Canadian doctors have reportedly cautioned that pregnant women who are considering a cesarean section, with no clear medical reason for it, could undergo some degree of risk.
In fact, Dr. Shiliang Liu from the Public Health Agency of Canada in Ottawa and colleagues have evidence that the rate of severe complications like major bleedings, infection and blood clots, is three times higher in women who have a planned cesarean section compared with women who planned a natural birth.
A Canadian database was utilized to view the outcomes of around 46,766 women who underwent a low-risk cesarean delivery and nearly 2.3 million women who underwent planned vaginal delivery between April 1991 and March 2005.
Liu’s team found that the rate of severe complications in the planned cesarean group was 27.3 cases per 1,000 deliveries, compared with 9.0 per 1,000 deliveries in the planned vaginal delivery group.

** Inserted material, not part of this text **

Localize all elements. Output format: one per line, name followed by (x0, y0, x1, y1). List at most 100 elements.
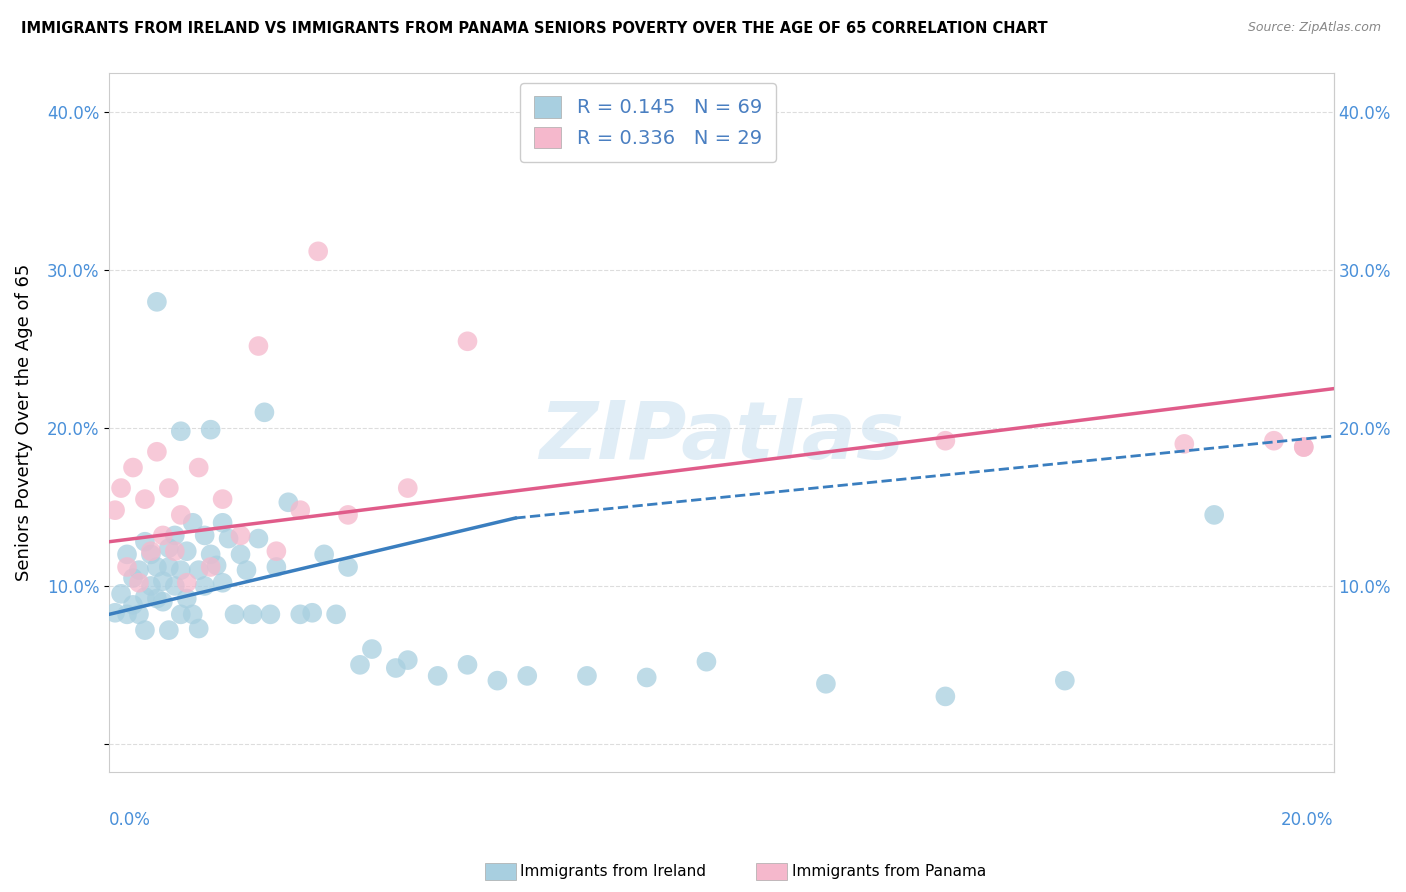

“Although the absolute difference is small,” the risks should be considered by women thinking of asking for a cesarean delivery, the investigators conclude in their article in the Canadian Medical Association Journal.
The study, writes Dr. B. Anthony Armson of the University of Toronto in a commentary, “provides additional support to a growing body of evidence suggesting that primary elective cesarean birth may place both the mother and newborn at greater risk for adverse outcomes than planned vaginal birth.”